Déception que cette Peur au ventre, après la délicieuse surprise Lady chance, le premier film de Wayne Kramer. Il est parfois des plantages programmés : peur du cinéaste de se détacher du modèle qui a fait son succès ou, au contraire, mégalomanie précoce où tout est permis. Ici, c’est un peu des deux : ce qui faisait le sel du premier (les gueules cassées de la cinéphilie, la fierté presque innocente de s’inscrire dans un genre) est saupoudré dans le second par hectolitres et la mise en scène s’emballe, virant de gentiment classique à méchamment baroque. Rien pourtant dans l’écriture ne semblait indisposer à tel point le déroulé du film, et ça sauve quelques meubles. Notamment sur la posture de Kramer, cinéphile généreux et artisan respectueux mais un peu noué, un peu prise de tête, cherchant par tous les moyens à assembler modernité et tradition. En vain, n’est pas Michael Mann qui veut. Kramer ne nous contredirait pas, mais ne peut s’empêcher d’y rêver.

Une petite frappe qui doit couvrir les agissements de son patron laisse filer une preuve compromettante et part à sa recherche dans la nuit. La dite preuve est une arme qu’a volée un jeune voisin pour tuer son beau père violent.
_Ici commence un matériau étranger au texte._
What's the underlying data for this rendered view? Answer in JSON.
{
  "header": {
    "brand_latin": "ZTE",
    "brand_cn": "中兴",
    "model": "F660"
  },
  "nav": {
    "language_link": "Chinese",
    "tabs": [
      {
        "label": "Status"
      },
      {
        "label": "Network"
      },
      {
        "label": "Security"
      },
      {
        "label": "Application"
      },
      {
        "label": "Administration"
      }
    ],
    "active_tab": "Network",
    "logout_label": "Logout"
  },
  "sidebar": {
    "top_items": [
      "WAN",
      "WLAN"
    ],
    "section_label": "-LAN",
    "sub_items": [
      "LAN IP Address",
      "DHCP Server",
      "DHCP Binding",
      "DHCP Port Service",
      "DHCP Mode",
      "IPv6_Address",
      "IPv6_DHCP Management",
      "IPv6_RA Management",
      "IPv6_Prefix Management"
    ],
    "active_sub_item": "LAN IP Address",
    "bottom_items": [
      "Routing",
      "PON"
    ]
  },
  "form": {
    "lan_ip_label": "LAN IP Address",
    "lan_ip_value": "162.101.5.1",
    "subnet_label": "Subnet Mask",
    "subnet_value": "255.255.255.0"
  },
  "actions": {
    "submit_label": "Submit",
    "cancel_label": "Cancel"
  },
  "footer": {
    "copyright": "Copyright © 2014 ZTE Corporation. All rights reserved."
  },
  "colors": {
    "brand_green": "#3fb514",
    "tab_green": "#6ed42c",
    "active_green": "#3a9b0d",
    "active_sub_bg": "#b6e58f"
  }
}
De quiproquos en filatures, l’intrigue exploite merveilleusement chaque strate du scénario à un rythme vrombissant. Tempo si bon que par moments on voit passer l’ombre d’un Larry Cohen voire d’un Aldrich. Néanmoins, c’est l’influence de ce dernier qui pose problème. Quand Kramer condense le maximum de situations et manie ses ficelles sans s’y empêtrer et nous avec, total respect, voire même plus que ça. Quand il renchérit dans l’imagerie suffocante et dans la steadycam, le fil se rompt et le film s’empâte. Il y a comme une désintégration par effet de boulimie visuelle, comme si l’intrigue n’avait pas tant besoin de cinéma, du moins pas celui là. Une situation par exemple, que ne renierait aucun polar urbain : la torture du héros par ses patrons méfiants sur une patinoire, avec défiguration au palet de hockey. Ca devient chez Kramer du Bruckheimer en bonne et due forme : lumières au néon, hystérie lyrique, cabotinage d’acteur en roue libre, le style empèse tout.

A l’inverse, une autre scène témoigne du fait que le cinéaste existe, qu’il sait faire preuve de perversité et de rythme, tailler une saillie dans le récit et la suivre au dépit de la grande histoire. La femme du héros est appelée par le jeune voisin prisonnier d’un couple de bobos pédophiles, et part à sa recherche. Il faut voir l’habilité presque filoute du cinéaste à tricoter l’espace en fonction de l’intrigue, à en saisir l’effroi, le dégoût par petits maillons colorés (les jouets, la salle de bain, le sac plastique et le bâillon de l’enfant). Ce qui est d’autant plus impressionnant, c’est justement ce style brut que le seul rythme affine. Kramer n’a pourtant rien d’un wonderboy, c’est davantage un conteur sensible pour qui les images, même les plus grossières, ne prennent de consistance qu’animées par une forte tension dramatique. Pas étonnant que ce soit cette séquence, presque un mini-film dans le film, qui révèle mieux qu’aucune autre son indéniable mais encore fragile potentiel. Le prochain Kramer sera bon, on y croit.